Sixtieth anniversary of EU – crossroads for the EU, but also for Montenegro

On the occasion of 60 years after the signing of Treaty of Rome, 25 March 1957, when the foundations for the establishment of EU were laid symbolically, and which is nowadays marked in various manners throughout the EU, the Centre for Civic Education (CCE) assesses that it is a good opportunity to reflect on the performances as well as on the future of EU, and within that framework, on the position of Western Balkans and Montenegro which aspires to membership in the EU.

Objectives that have gathered the founding states of EU – peace, prosperity and democracy – are equally important today as they were 60 years ago, which renders the EU as an equally important factor on the international scene today. Reason for celebration should be sought in the fact that EU has done an unparalled job in the protection of fundamental values and support throughout the world to those who needed its support, whether in case of humanitarian assistance or responses to needs of countless other groups which fight for the establishment of system of values, which guarantee dignified life to citizens.

On-the-road-to-Rome (1)

EU is gravely shaken by the lasting and multiplying crisis, further encumbered by populism, Euro-scepticism and Brexit. It stands on one of the most critical crossroads in its history. However, no one in the EU denies that. The White book on the future of EU, which was presented by the president of European Commission Juncker, envisages five potential scenarios regarding the future of EU. These scenarios are within wide choice from “carrying on,” through “nothing but the single market,” “those who want more do more,” and “doing less more efficiently,” to “doing much more together.” Each of these scenarios have different supporters, and they will be thoroughly analyzed by the agreement on adequate response to the complexity of existing situation with the need to preserve and enhance democratic principles which make the pillars of EU, and thanks to which it became the club to which many seek their access.

All of the abovementioned indicates that we witness a process of evolution of Union, and that there is no certainty with regards to the structure which Montenegro will encounter, that is, when the moment for the final stage of accession negotiations comes. Nonetheless, the road to EU has already yielded progress in Western Balkans in the form of better regional cooperation. Key problems remain in the frameworks of internal reform processes, hindered by the political elites that do not want to give up on their monopolies of power, while the creation of society of democratic values requires precisely that.

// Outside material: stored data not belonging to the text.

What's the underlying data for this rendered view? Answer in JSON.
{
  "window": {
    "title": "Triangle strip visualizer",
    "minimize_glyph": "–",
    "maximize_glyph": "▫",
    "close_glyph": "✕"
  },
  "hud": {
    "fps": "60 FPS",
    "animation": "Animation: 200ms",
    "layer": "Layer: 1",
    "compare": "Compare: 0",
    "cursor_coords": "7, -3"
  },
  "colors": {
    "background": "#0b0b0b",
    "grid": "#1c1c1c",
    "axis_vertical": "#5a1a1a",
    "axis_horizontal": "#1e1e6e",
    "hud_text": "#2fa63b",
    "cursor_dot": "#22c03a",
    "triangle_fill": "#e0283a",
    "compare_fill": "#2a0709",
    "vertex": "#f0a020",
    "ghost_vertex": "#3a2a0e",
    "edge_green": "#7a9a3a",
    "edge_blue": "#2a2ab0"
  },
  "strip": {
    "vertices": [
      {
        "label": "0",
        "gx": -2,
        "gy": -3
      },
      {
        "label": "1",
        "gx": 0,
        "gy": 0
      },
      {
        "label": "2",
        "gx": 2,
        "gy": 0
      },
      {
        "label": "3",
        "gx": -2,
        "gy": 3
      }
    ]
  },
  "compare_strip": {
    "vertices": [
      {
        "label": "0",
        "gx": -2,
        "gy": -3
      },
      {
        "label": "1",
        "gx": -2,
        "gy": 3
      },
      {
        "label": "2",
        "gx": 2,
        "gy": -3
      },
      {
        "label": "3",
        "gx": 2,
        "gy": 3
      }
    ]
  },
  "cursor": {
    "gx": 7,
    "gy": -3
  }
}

It is clear that the perspective of further rapprochement of Montenegro to EU will greatly depend on the dynamics of solving the internal issues within the European Union. Still, this must not serve as an excuse for an obvious erosion of reforms in Montenegro. We cannot affect what is going on in the EU, but the success of reforms in Montenegro, or lack thereof, depends on the decision-makers in Montenegro, their commitment and responsibility, which are quite lacking at the moment. Based on their political decisions, political elites prove on daily basis that they are essentially not prepared to implement the necessary reforms in order to develop the society. Clear indicators are the state of public debt which exceeds the standards of EU, deep and long-lasting political crisis, accumulation of social and economic problems, initiation of broad-scale reforms without clear strategies, ever-visible fight for particular interests and more open neglect of public interest, and etc.

Hence, today’s day in Montenegro should not come as just a review of 60 years of EU, but as an analysis of what Montenegro can do better and differently so that it doesn’t lose the support of EU. That support is currently more of an encouragement than a commendation for the results that have been achieved, which are still hard to identify, while the times of “box-ticking of technical obligations” are passing. Finally, if EU wants to continue developing and strengthening, it should provide more effective support to the necessary political and other reforms in Montenegro, with more direct indication of problems which citizens face on a daily basis, which basically have an unequal treatment before the law and all other privileged.